И действительно, трудно было придумать что-нибудь великолепнее гримасы, красовавшейся сейчас в отверстии розетки. После всех пяти-шестиугольных безобразных рож, которые выглядывали оттуда, не достигая идеала уродливости, сложившегося в разгоряченном оргией воображении зрителей, только такая необыкновенная по своему безобразию гримаса могла прельстить толпу и привести ее в восторг. Сам метр Коппеноль аплодировал, и даже бывший в числе конкурентов Клопен Труйльфу, -- а он был настолько безобразен, что мог состроить ужаснейшую гримасу, -- признал себя побежденным. Так же поступим и мы. Мы не беремся дать читателю понятие об этом лице с четырехгранным носом, ртом в виде подковы и раздвоенным подбородком.
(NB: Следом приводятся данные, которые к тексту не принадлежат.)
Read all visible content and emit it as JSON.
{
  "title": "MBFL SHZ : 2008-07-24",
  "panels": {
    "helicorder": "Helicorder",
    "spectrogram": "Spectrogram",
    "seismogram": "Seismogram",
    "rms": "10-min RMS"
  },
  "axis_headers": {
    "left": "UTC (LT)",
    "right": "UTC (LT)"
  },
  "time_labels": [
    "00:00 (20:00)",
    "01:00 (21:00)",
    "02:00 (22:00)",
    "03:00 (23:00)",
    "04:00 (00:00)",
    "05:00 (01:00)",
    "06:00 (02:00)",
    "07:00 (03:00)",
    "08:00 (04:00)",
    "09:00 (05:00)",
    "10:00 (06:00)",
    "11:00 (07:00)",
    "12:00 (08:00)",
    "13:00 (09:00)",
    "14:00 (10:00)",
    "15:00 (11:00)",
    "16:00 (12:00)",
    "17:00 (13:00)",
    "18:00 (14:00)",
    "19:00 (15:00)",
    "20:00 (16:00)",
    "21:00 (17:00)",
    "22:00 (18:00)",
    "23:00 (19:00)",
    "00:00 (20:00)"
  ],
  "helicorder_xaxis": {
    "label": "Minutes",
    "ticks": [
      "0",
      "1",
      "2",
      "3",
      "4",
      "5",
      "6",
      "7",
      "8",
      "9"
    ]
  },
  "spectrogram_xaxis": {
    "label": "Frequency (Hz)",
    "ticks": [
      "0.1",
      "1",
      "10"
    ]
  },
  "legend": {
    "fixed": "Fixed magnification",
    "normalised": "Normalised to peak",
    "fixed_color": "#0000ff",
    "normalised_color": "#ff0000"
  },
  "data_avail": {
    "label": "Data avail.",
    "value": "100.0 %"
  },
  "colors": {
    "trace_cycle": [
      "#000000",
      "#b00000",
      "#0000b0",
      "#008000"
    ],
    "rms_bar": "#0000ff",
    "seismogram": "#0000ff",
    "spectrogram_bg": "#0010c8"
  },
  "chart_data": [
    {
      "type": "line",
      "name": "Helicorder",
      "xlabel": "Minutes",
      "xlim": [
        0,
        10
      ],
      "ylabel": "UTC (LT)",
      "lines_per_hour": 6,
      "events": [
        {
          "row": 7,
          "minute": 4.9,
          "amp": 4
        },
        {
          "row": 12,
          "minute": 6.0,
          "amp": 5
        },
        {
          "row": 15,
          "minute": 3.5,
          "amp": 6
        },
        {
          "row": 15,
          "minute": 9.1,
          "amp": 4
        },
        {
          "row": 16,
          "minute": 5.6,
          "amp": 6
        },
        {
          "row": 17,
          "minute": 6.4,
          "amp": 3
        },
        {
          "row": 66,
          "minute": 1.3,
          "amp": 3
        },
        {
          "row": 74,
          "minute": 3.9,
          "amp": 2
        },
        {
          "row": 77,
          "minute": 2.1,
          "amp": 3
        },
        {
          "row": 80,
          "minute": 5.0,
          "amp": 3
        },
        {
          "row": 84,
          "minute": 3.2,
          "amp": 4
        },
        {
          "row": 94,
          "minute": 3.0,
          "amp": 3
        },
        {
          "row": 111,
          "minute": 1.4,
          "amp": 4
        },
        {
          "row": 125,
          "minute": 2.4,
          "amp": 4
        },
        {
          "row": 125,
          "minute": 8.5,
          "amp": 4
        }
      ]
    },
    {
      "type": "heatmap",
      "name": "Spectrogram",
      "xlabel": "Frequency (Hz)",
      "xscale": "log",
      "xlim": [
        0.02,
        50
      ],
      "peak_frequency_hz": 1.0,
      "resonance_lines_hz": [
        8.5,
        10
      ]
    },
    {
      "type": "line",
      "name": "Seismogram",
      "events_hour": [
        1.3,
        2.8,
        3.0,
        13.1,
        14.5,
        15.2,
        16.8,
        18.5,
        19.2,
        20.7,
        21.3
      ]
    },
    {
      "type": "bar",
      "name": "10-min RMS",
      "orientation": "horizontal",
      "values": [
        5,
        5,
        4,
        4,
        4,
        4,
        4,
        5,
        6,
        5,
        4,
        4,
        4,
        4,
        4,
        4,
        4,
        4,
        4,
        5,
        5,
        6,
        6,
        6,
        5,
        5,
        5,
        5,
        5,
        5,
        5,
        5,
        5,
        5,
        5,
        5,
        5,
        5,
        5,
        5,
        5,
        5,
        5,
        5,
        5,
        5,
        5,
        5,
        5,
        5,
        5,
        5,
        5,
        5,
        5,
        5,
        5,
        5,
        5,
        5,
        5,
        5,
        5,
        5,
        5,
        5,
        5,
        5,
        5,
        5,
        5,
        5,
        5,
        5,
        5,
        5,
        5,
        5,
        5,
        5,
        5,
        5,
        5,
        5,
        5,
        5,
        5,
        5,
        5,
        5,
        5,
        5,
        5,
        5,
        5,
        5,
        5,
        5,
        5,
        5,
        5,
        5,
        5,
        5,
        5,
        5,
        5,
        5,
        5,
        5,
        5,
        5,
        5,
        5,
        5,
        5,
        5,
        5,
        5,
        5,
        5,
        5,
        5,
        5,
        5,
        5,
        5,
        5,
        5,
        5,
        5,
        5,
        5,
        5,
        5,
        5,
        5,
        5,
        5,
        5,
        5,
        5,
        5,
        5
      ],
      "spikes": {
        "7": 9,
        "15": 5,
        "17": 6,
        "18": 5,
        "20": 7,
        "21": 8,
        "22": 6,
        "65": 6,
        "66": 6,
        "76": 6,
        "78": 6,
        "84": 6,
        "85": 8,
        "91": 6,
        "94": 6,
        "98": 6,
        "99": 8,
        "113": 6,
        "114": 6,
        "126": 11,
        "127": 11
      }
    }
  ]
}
Над маленьким, в виде мешка, левым глазом этого урода нависла щетинистая рыжая бровь, тогда как правый глаз совсем исчезал под громадной бородавкой; поломанные зубы были выщерблены, как зубцы на крепостной стене, а один из них выступал из-за растрескавшихся губ, как клык слона. Но еще труднее передать выражение этого ужасного лица -- какую-то смесь злости, изумления и грусти. А теперь представьте себе, если можете, это чудовище.

Публика единодушно приветствовала его восторженными криками. Все бросились к капелле и с торжеством вывели оттуда папу шутов. Но тут изумление и восторг толпы дошли до крайних пределов. Гримаса была настоящим лицом.

Вернее, он весь представлял собой гримасу. Огромная голова с щетинистыми рыжими волосами, громадный горб на спине и поменьше на груди; страшно искривленные ноги, которые могли соприкасаться только в коленях и напоминали два изогнутых серпа; громадные ступни, чудовищные руки и при всем этом безобразии что-то грозное, могучее и смелое во всей фигуре, представлявшей странное исключение из общего правила, требующего, чтобы сила, как и красота, вытекала из гармонии. Таков был папа, избранный шутами.

Казалось, это был разбитый и затем кое-как спаянный великан.

Когда этот циклоп показался на пороге капеллы -- коренастый, почти одинаковый в ширину и высоту, в камзоле, наполовину красном, наполовину фиолетовом, затканном серебряными колоколенками, -- толпа по этому камзолу, а в особенности по необыкновенному безобразию нового папы, тотчас же узнала его.

-- Это Квазимодо, звонарь! Это Квазимодо кривой! Квазимодо-горбун, из собора Богоматери! Квазимодо кривоногий! Браво! Браво!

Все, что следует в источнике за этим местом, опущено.